恋はどこからやって来る?/ 鬼滅の刃(短編・中編)
第18章 忘却の夢炎(むえん) / 🔥
1週間後………
もう何人の女の人が彼を見ているのだろうか。
隣を歩くのは常盤色(ときわいろ ※1)の浴衣をサラリと着こなしている杏寿郎。もちろん人間の姿。

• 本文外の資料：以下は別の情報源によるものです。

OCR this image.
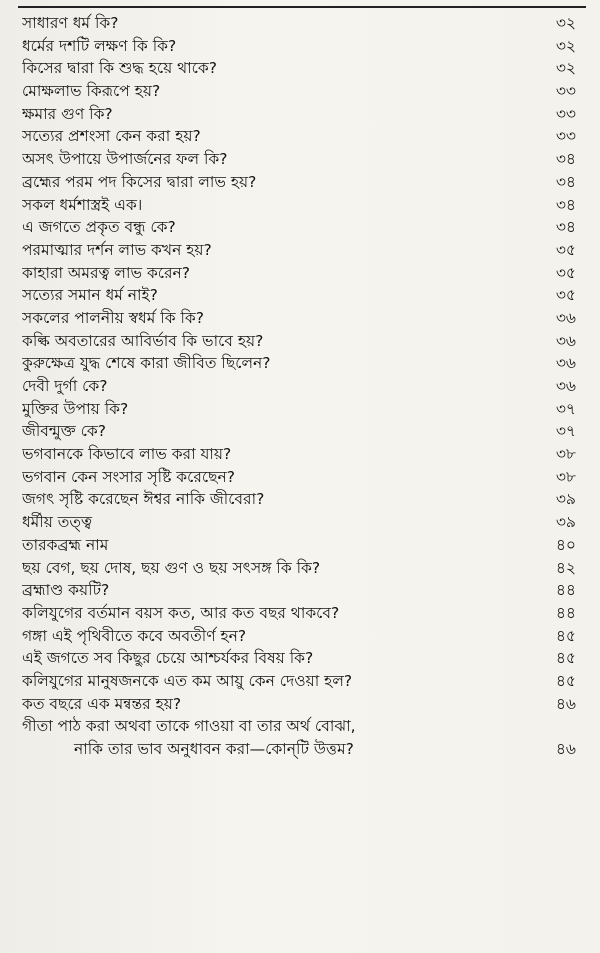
সাধারণ ধর্ম কি?	৩২
ধর্মের দশটি লক্ষণ কি কি?	৩২
কিসের দ্বারা কি শুদ্ধ হয়ে থাকে?	৩২
মোক্ষলাভ কিরূপে হয়?	৩৩
ক্ষমার গুণ কি?	৩৩
সত্যের প্রশংসা কেন করা হয়?	৩৩
অসৎ উপায়ে উপার্জনের ফল কি?	৩৪
ব্রহ্মের পরম পদ কিসের দ্বারা লাভ হয়?	৩৪
সকল ধর্মশাস্ত্রই এক।	৩৪
এ জগতে প্রকৃত বন্ধু কে?	৩৪
পরমাত্মার দর্শন লাভ কখন হয়?	৩৫
কাহারা অমরত্ব লাভ করেন?	৩৫
সত্যের সমান ধর্ম নাই?	৩৫
সকলের পালনীয় স্বধর্ম কি কি?	৩৬
কল্কি অবতারের আবির্ভাব কি ভাবে হয়?	৩৬
কুরুক্ষেত্র যুদ্ধ শেষে কারা জীবিত ছিলেন?	৩৬
দেবী দুর্গা কে?	৩৬
মুক্তির উপায় কি?	৩৭
জীবন্মুক্ত কে?	৩৭
ভগবানকে কিভাবে লাভ করা যায়?	৩৮
ভগবান কেন সংসার সৃষ্টি করেছেন?	৩৮
জগৎ সৃষ্টি করেছেন ঈশ্বর নাকি জীবেরা?	৩৯
ধর্মীয় তত্ত্ব	৩৯
তারকব্রহ্ম নাম	৪০
ছয় বেগ, ছয় দোষ, ছয় গুণ ও ছয় সৎসঙ্গ কি কি?	৪২
ব্রহ্মাণ্ড কয়টি?	৪৪
কলিযুগের বর্তমান বয়স কত, আর কত বছর থাকবে?	৪৪
গঙ্গা এই পৃথিবীতে কবে অবতীর্ণ হন?	৪৫
এই জগতে সব কিছুর চেয়ে আশ্চর্যকর বিষয় কি?	৪৫
কলিযুগের মানুষজনকে এত কম আয়ু কেন দেওয়া হল?	৪৫
কত বছরে এক মন্বন্তর হয়?	৪৬
গীতা পাঠ করা অথবা তাকে গাওয়া বা তার অর্থ বোঝা,
নাকি তার ভাব অনুধাবন করা—কোন্‌টি উত্তম?	৪৬
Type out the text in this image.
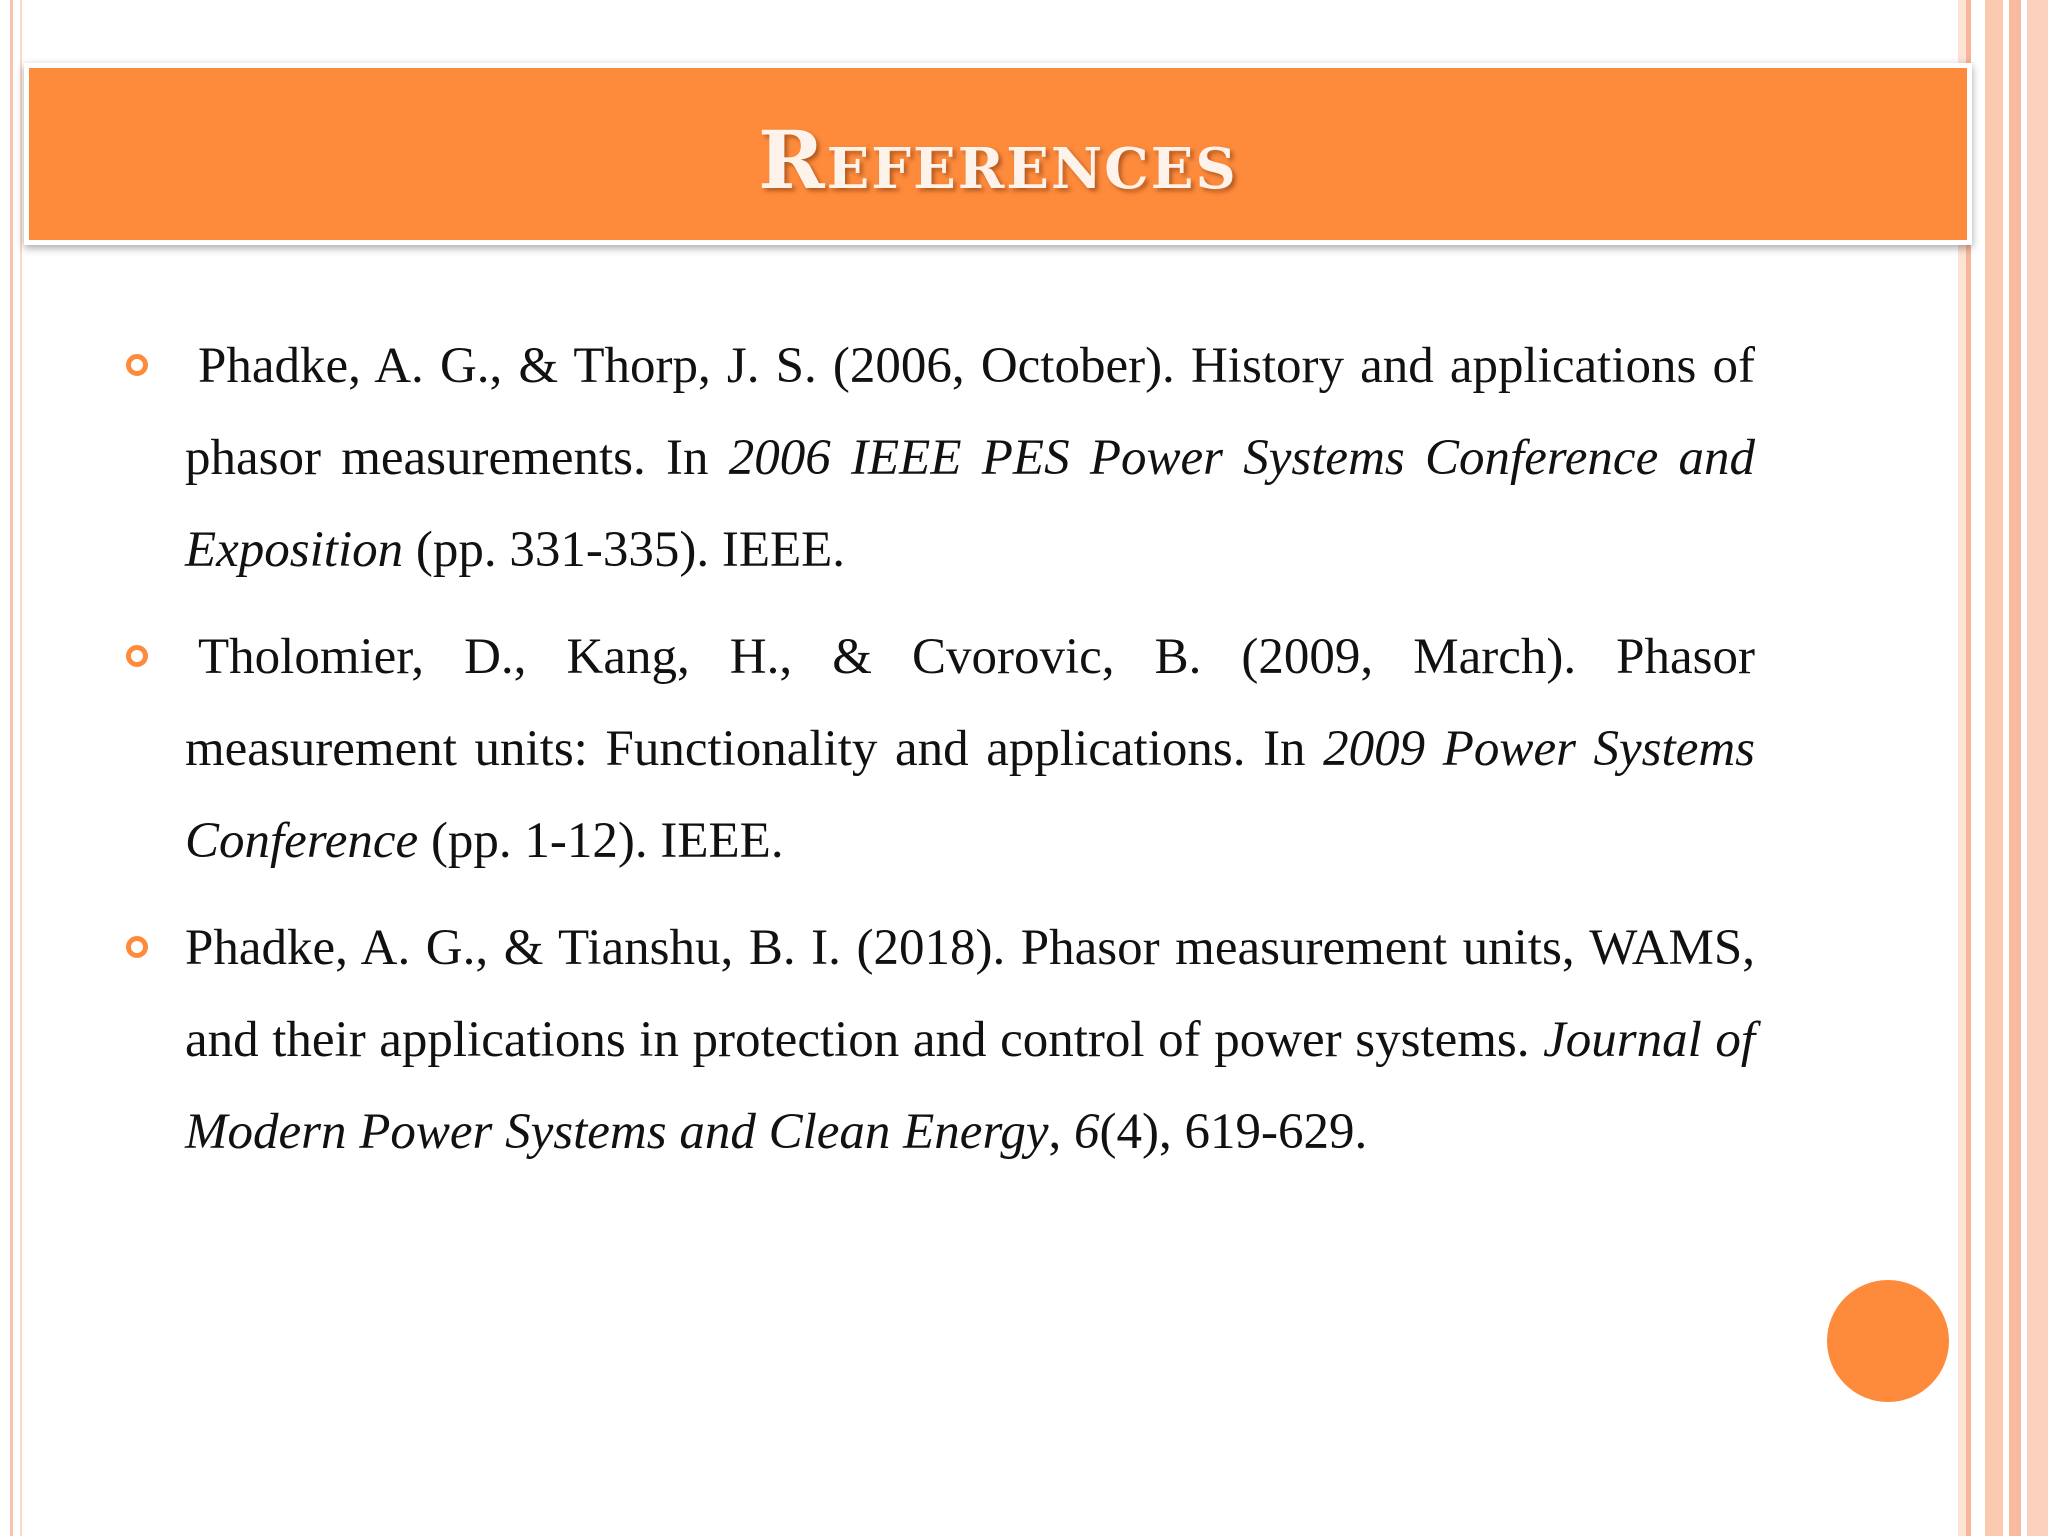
References
Phadke, A. G., & Thorp, J. S. (2006, October). History and applications of phasor measurements. In 2006 IEEE PES Power Systems Conference and Exposition (pp. 331-335). IEEE.
Tholomier, D., Kang, H., & Cvorovic, B. (2009, March). Phasor measurement units: Functionality and applications. In 2009 Power Systems Conference (pp. 1-12). IEEE.
Phadke, A. G., & Tianshu, B. I. (2018). Phasor measurement units, WAMS, and their applications in protection and control of power systems. Journal of Modern Power Systems and Clean Energy, 6(4), 619-629.
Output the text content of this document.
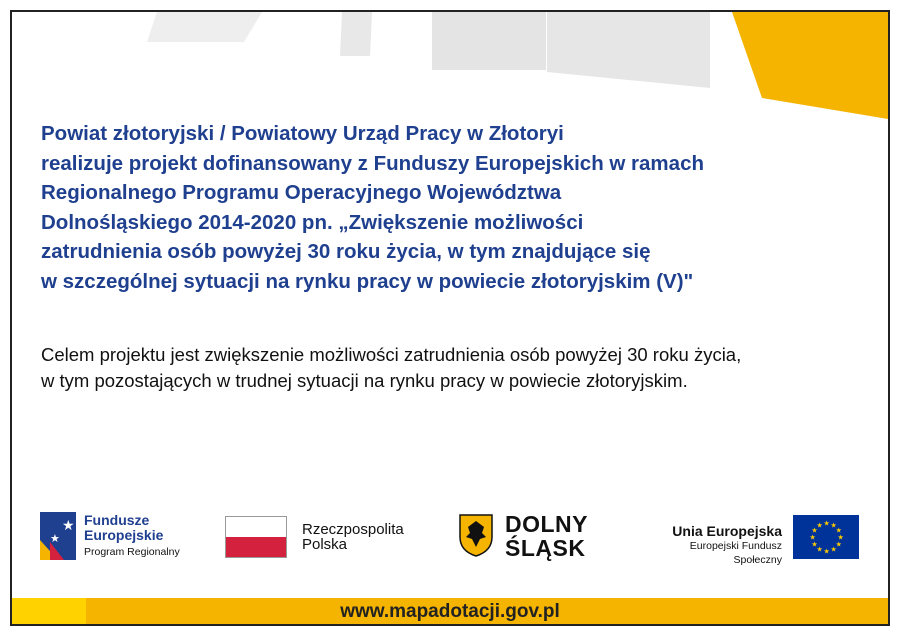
Powiat złotoryjski / Powiatowy Urząd Pracy w Złotoryi
realizuje projekt dofinansowany z Funduszy Europejskich w ramach
Regionalnego Programu Operacyjnego Województwa
Dolnośląskiego 2014-2020 pn. „Zwiększenie możliwości
zatrudnienia osób powyżej 30 roku życia, w tym znajdujące się
w szczególnej sytuacji na rynku pracy w powiecie złotoryjskim (V)"
Celem projektu jest zwiększenie możliwości zatrudnienia osób powyżej 30 roku życia,
w tym pozostających w trudnej sytuacji na rynku pracy w powiecie złotoryjskim.
★
★
Fundusze
Europejskie
Program Regionalny
Rzeczpospolita
Polska
DOLNY
ŚLĄSK
Unia Europejska
Europejski Fundusz Społeczny
★ ★
★
★
★
★
★
★
★
★
★
★
www.mapadotacji.gov.pl
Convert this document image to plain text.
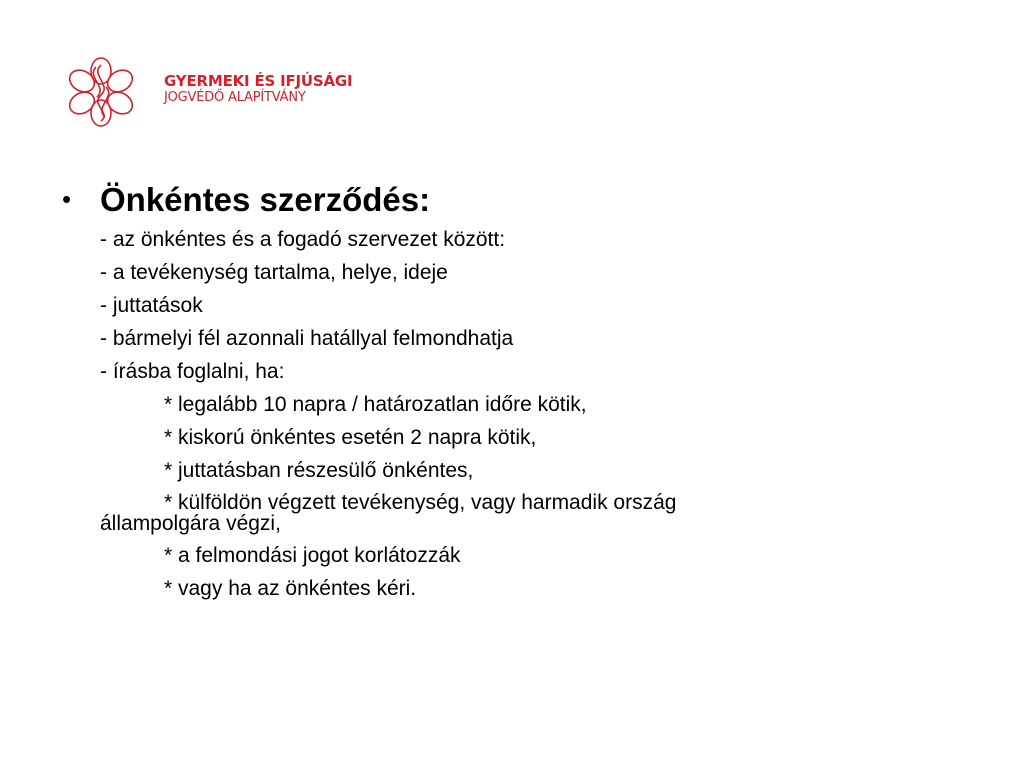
GYERMEKI ÉS IFJÚSÁGI
JOGVÉDŐ ALAPÍTVÁNY
• Önkéntes szerződés:
- az önkéntes és a fogadó szervezet között:
- a tevékenység tartalma, helye, ideje
- juttatások
- bármelyi fél azonnali hatállyal felmondhatja
- írásba foglalni, ha:
* legalább 10 napra / határozatlan időre kötik,
* kiskorú önkéntes esetén 2 napra kötik,
* juttatásban részesülő önkéntes,
* külföldön végzett tevékenység, vagy harmadik ország
állampolgára végzi,
* a felmondási jogot korlátozzák
* vagy ha az önkéntes kéri.
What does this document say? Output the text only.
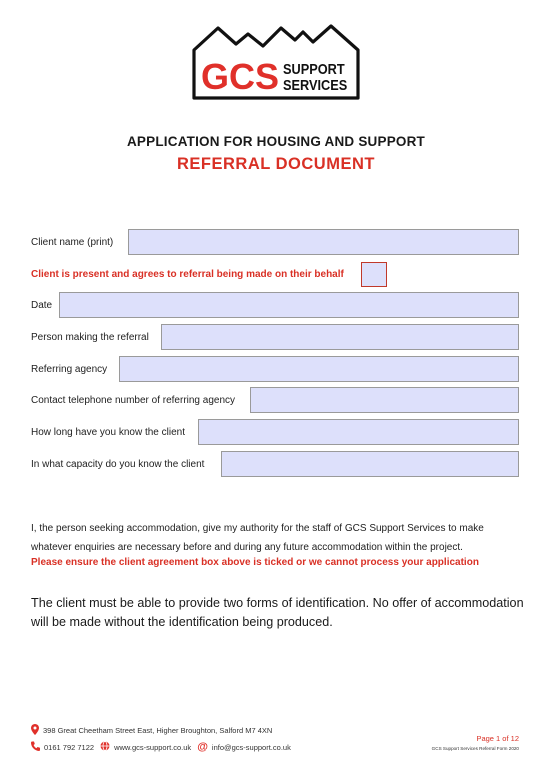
GCS SUPPORT
SERVICES
APPLICATION FOR HOUSING AND SUPPORT
REFERRAL DOCUMENT
Client name (print)
Client is present and agrees to referral being made on their behalf
Date
Person making the referral
Referring agency
Contact telephone number of referring agency
How long have you know the client
In what capacity do you know the client
I, the person seeking accommodation, give my authority for the staff of GCS Support Services to make whatever enquiries are necessary before and during any future accommodation within the project.
Please ensure the client agreement box above is ticked or we cannot process your application
The client must be able to provide two forms of identification. No offer of accommodation will be made without the identification being produced.
398 Great Cheetham Street East, Higher Broughton, Salford M7 4XN
0161 792 7122	www.gcs-support.co.uk @ info@gcs-support.co.uk
Page 1 of 12
GCS Support Services Referral Form 2020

私は杏の柄が散りばめられた中紅花(なかくれない ※1)の浴衣を着ている。
町の様子が物珍しいようで、女性陣の視線には全く気に留めず。
まあ…予想出来た事だけど、私に対する視線が痛い、痛い。仕方ないじゃない。
文句なら横にいる杏寿郎に言ってよ……とどうにもならない事を考えてしまう。
悶々と私が考えている事なんて、つゆ知らず。
「凄いな。賑わいが!」
目をキラキラさせている彼を見ると、この刺さるような視線なんてどうでも良くなってしまう。私は絡めてある手を再度繋ぎ直す。
「ん?どうした?」
優しい眼差し。穏やかな笑みを浮かべる口元。
「うん、幸せだなあって」
私はもう少しだけ、彼に寄り添った。
「幸せ……か」
杏寿郎は噛み締めるように呟いた。
「どうしたの?」
「いや、俺も同じだなと思っていた所だ」
「良かった。同じ気持ちで」
「…………」
「…………」
沈黙と一緒に歩く。全然気まずくない。これって波長が合う証拠なのかな?恋人がいる先輩隊士が、先日の任務帰りにそんな事を言っていたのを思い出す。
———————————————
※1………松や杉などの常緑樹の葉の色のように茶みを含んだ濃い緑色。
英語で言うevergreen。常緑(樹木が一年中落葉しないで緑であること)不朽(いつまでも朽(く)ちないで残ること)を意味する名詞・形容詞。